Friday, July 29, 2016

Vote (And Run) Local


While listening to president Obama's stirring speech on Wednesday, I could also not help thinking of how much more his eight years in office could have been. I am not talking here at all of things he could have done, but rather what his party and its supporters could have done. Obama's biggest legislative accomplishments, health care and the stimulus, came when Democrats controlled Congress. They controlled Congress because of the massive backlash to the failure and ineptitude of the Bush administration, not because of a great progressive movement. In 2010 conservatives astroturfed the Tea Party into existence, and used to win the midterm elections, and destroy much chance Obama had of advancing new legislative initiatives.

Because of that failure, each mass shooting is met with indifference by a Congress in the pay of the NRA. Because of that failure, Obamacare has to be constantly defended against challenges, rather than expanded and improved. As I have discussed before, and as the recent email revelations have shown, the Democratic party is ineptly run and far too beholden to corporate interests.

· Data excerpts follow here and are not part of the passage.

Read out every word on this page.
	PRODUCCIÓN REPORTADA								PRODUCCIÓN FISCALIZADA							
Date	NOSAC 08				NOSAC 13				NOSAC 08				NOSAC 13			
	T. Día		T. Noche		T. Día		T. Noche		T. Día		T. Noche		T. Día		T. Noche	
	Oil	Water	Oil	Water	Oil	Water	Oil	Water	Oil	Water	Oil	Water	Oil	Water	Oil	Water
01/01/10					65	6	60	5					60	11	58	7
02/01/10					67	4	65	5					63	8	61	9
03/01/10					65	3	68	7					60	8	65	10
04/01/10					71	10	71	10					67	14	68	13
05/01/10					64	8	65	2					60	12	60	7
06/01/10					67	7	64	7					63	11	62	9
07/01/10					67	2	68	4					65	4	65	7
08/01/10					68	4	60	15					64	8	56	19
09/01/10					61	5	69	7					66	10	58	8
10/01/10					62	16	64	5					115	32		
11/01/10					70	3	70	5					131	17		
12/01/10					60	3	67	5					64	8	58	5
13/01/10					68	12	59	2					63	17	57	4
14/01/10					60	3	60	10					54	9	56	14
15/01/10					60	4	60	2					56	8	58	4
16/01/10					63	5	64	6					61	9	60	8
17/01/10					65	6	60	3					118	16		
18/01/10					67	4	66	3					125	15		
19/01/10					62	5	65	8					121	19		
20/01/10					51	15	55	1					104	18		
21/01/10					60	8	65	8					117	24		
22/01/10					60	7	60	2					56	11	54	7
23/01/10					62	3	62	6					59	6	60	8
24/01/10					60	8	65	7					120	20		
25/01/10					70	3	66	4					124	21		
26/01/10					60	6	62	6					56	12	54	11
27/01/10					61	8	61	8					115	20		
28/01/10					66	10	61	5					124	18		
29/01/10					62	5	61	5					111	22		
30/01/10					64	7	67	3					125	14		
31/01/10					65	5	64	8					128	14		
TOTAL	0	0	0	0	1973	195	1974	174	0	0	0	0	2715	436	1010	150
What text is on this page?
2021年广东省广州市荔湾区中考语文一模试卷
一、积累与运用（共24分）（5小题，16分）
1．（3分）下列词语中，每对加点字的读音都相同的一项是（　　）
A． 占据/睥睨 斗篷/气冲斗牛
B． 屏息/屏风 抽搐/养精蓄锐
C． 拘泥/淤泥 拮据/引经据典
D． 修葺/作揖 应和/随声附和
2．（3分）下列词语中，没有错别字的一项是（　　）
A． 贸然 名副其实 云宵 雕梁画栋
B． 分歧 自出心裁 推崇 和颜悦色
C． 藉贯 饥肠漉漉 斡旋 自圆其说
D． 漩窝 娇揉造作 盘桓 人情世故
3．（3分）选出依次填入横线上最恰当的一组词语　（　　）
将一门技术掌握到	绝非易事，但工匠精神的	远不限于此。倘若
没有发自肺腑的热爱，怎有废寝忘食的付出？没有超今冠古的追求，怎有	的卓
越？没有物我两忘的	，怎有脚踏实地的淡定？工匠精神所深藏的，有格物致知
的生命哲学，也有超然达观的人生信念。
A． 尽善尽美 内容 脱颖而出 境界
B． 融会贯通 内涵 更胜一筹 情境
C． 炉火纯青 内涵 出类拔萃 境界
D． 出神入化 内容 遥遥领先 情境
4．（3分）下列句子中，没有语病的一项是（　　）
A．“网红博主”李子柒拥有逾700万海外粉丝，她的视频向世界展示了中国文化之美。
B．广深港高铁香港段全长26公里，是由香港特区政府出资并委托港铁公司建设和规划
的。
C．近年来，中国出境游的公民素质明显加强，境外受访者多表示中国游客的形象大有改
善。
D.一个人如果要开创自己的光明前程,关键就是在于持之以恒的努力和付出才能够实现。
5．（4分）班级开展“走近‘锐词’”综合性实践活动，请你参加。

I would like to see that changed, but that change has to start from the ground up. Many American progressives buy into a facile cult of personality, whereby they put all their hopes into a particular politician who will become president and magically fix everything. I've seen that messianism among Bernie supporters, but there was also a hefty dose of it back in 2008, too. 

Seeing the Bernie hard liners boo at the convention initially irritated me, then just made me sad. It reminded me of when one of my students asked if Mets fans should boo Chase Utley hard after his first game back in New York this season after having taking a Mets player out in the playoffs last year with a dirty slide. No, I told him. Booing and clinging to past slights are what losers do. Winners go out and win. If they don't win, they try to figure out how to win next time.

I do not want to be a Bernie booer, but I do want to be part of a movement to build up much stronger local political power on the left, power that can then be used to push up higher on the chain. The right is decades ahead on this. We keep hearing about right wing nuts getting on school boards in elections where a few ideologically-charged voters can decide things. Why doesn't the left take the same opportunities? Furthermore, in areas where only Republicans run, why aren't we challenging them? I used to live in Louie Gohmert's old district in Texas, and in some elections he runs unopposed, even though a sizable number of people there are embarrassed by him. If I had stayed there I would've seriously tried to get involved in local Democratic Party politics.

Here in New Jersey it would be harder to make an impact in local politics, but something needs to happen. The Democratic Party here in Essex County is run by a machine that helps its friends and unlike Tammany Hall, very little trickles down. Its boss, Joe DiVincenzo, actually supported Christie in the last election. Party affiliation mattered not, Christie was the boss of bosses. Meanwhile Christie advocates policies that seriously screw over Essex County, which contains Newark. Thus the Democratic Party in this area effectively supports actions harmful to the people it's supposed to represent. That has to stop. I am not sure how I can participate in that change, but I desperately want to.

The issue of racist law enforcement is one that can be especially altered by local action. Mayors have a great deal of control over police forces. In Newark, for example, recently elected Ras Baraka has aided the federal government in its probes into brutality, rather than hindering them. County sheriff is an elected post. Voters can get county prosecutors elected who will bring killer cops to justice. 

Getting involved only every four years in the presidential election is clearly not enough, and the Democratic Party itself seems unable or unwilling to do much else. It's time for activists, progressives, and leftists to get organized, and to vote (and run) local.